Le mot me vint à l’esprit quand je franchis les portes du service de Réanimation. Les limbes. Là où les âmes des Justes de l’Ancien Testament se trouvent enfermées, avant que Jésus ne vienne les délivrer. L’espace mystérieux où séjournent les enfants disparus avant d’avoir été baptisés. Un milieu indéfini, sombre, étouffant, où on attend la résolution de son sort. « Ni la vie, ni la mort », avait dit Svendsen.
Vêtu d’une blouse nouée dans le dos, portant un bonnet et des chaussons de papier, je remontai le couloir obscur. À gauche, un bureau d’infirmière, éclairé par une veilleuse. À droite, une paroi vitrée, séparée en cellules. Seuls, les déclics des respirateurs artificiels, les bips des Physioguard résonnaient dans les ténèbres.
Je songeai à la citation de Dante, dans le IVe Chant consacré aux Enfers :
... En vérité je me trouvais sur le rebord
de la vallée d’abîme douloureuse
qui accueille un fracas de plaintes infinies.
Elle était noire, profonde et embrumée ;
En fixant mon regard jusqu’au fond,
Je ne pouvais rien y discerner...
Numéro 18.
La chambre de Luc.
Il était attaché par des sangles sur un lit relevé à trente degrés. Des tuyaux translucides serpentaient autour de lui. Une sonde pénétrait par une narine, une autre par la bouche, reliée à un soufflet noir qui s’ouvrait et se fermait dans un claquement. Une perfusion dans son cou, une autre dans son avant-bras.
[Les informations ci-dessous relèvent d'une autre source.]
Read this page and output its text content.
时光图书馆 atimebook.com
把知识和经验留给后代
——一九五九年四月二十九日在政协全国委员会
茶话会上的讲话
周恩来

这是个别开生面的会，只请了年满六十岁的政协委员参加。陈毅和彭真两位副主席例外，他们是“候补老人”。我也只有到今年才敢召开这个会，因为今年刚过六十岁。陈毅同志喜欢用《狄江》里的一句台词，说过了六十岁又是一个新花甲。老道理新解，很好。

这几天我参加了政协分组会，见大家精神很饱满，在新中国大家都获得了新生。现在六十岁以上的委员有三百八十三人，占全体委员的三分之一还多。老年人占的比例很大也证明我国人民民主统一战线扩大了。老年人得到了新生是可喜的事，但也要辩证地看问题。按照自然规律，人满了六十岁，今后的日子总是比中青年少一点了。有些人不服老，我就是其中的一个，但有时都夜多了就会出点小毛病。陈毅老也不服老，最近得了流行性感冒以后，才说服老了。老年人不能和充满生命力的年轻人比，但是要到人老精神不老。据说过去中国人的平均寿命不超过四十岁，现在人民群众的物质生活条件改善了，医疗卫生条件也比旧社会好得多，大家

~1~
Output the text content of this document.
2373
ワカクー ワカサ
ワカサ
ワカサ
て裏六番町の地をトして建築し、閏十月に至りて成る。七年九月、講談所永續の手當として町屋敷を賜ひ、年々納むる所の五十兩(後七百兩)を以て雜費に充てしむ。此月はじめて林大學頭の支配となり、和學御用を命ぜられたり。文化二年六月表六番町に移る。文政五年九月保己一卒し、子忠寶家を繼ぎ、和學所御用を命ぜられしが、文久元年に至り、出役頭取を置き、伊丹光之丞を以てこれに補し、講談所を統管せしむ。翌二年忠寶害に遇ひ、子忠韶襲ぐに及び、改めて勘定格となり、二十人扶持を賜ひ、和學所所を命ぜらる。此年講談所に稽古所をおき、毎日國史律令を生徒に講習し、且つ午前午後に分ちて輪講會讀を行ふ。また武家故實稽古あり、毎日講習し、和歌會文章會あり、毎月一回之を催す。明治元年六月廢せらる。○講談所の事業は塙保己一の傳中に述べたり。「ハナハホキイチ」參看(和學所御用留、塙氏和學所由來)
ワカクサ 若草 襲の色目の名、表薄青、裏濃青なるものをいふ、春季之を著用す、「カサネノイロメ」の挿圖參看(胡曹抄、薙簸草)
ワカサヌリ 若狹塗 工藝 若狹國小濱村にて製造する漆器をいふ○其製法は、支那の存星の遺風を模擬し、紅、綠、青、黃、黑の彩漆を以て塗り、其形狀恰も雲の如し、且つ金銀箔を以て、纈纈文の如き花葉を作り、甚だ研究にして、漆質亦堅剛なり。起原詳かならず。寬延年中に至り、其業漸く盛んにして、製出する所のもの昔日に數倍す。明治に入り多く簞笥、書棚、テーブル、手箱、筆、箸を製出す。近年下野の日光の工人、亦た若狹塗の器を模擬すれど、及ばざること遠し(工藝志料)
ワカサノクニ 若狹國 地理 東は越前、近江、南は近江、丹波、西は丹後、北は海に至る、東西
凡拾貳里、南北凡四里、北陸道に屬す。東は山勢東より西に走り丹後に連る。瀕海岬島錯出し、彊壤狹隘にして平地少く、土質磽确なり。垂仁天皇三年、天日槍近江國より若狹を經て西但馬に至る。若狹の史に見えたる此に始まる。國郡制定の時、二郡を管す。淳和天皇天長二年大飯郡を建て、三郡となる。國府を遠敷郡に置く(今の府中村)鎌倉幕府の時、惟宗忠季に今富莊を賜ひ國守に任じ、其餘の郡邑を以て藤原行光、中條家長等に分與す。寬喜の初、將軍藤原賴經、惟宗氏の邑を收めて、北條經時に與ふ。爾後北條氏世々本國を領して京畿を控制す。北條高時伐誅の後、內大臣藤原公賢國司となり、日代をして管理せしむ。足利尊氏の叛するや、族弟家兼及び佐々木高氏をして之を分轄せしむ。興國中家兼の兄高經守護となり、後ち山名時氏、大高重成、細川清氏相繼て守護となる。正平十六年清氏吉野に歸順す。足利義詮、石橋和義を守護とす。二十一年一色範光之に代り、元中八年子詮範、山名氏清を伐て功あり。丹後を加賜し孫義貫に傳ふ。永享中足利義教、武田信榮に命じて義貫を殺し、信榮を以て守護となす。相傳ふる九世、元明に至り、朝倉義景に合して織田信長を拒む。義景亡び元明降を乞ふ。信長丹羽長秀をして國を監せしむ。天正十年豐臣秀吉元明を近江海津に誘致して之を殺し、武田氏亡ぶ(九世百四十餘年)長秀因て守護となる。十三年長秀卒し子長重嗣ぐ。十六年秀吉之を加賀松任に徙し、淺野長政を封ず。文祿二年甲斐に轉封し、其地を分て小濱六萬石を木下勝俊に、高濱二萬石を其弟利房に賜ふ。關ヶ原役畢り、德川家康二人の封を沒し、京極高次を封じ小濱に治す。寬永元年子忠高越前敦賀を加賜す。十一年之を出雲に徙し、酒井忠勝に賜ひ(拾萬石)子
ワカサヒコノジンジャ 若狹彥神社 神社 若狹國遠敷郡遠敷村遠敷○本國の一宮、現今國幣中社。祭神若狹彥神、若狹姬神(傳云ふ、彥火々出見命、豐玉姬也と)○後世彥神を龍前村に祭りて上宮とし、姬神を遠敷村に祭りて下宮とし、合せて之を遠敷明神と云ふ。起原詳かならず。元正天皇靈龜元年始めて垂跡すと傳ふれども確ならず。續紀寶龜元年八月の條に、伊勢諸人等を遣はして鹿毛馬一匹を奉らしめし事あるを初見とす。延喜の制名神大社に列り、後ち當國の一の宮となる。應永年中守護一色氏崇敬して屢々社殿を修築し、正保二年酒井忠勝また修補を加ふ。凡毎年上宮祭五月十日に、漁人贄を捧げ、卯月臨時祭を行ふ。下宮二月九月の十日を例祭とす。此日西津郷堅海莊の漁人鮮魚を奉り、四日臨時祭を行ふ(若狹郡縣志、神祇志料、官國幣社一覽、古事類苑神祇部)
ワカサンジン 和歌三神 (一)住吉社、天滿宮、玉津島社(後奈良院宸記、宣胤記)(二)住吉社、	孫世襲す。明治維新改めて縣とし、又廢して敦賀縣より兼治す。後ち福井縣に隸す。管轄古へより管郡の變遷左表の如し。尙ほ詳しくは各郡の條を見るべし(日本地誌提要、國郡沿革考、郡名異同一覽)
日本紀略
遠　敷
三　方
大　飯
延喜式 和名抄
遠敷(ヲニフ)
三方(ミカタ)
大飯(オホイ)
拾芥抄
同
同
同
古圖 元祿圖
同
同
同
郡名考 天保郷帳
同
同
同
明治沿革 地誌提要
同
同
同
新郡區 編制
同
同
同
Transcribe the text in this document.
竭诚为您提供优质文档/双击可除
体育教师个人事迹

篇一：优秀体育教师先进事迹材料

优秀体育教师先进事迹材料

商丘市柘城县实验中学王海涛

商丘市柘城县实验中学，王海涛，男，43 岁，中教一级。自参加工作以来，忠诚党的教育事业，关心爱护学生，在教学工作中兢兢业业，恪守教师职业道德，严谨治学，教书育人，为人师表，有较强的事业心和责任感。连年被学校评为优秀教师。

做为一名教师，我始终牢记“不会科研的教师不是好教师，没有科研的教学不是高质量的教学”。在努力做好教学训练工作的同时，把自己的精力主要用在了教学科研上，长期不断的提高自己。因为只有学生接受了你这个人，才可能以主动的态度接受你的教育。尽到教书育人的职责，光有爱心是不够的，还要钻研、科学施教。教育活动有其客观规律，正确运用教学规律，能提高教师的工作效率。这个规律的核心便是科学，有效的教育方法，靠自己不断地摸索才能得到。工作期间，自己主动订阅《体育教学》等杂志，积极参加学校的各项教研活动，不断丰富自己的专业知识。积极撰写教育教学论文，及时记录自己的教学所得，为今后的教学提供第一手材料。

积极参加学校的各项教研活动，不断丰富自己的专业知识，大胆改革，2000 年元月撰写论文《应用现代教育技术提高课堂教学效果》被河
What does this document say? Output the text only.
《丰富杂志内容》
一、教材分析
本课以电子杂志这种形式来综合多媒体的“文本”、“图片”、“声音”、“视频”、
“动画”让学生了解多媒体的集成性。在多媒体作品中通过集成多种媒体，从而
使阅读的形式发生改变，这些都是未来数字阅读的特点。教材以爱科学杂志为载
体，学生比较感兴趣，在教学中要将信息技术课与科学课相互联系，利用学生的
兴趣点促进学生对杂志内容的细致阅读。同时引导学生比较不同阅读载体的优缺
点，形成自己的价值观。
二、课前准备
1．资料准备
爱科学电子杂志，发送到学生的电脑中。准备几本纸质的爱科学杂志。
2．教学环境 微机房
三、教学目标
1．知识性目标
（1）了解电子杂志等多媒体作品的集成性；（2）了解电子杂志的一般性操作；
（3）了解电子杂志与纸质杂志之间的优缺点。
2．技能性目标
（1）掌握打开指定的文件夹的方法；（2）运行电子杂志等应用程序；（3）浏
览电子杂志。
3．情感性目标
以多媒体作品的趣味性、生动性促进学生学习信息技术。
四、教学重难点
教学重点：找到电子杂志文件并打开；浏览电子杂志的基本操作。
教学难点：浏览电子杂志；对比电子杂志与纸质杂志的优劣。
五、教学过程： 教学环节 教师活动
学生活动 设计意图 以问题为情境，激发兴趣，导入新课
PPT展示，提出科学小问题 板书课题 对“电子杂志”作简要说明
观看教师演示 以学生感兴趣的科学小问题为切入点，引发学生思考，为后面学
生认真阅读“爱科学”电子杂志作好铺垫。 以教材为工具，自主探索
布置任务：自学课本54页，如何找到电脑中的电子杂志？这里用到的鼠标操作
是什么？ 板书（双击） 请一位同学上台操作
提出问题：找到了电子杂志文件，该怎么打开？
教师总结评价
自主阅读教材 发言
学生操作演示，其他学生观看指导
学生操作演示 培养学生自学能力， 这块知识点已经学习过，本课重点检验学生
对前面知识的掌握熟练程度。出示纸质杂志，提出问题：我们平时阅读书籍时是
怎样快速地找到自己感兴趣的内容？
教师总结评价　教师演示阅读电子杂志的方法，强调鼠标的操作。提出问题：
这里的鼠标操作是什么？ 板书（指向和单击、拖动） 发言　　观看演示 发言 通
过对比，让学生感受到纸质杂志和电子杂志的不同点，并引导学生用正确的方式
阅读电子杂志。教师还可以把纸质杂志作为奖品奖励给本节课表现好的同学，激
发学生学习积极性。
Une pince, serrée sur un de ses doigts, brillait comme un rubis. À droite, un écran noir, traversé de sillons verts. Au-dessus du lit, des poches transparentes — les liquides perfusés.
Je m’approchai. Il faut, paraît-il, parler aux gens dans le coma. J’ouvris la bouche mais rien ne vint. Restait la prière. Je m’agenouillai et fis le signe de croix. Je fermai les yeux et murmurai, front baissé. « J’espère en toi, mon Dieu, Père, Fils et Saint-Esprit... »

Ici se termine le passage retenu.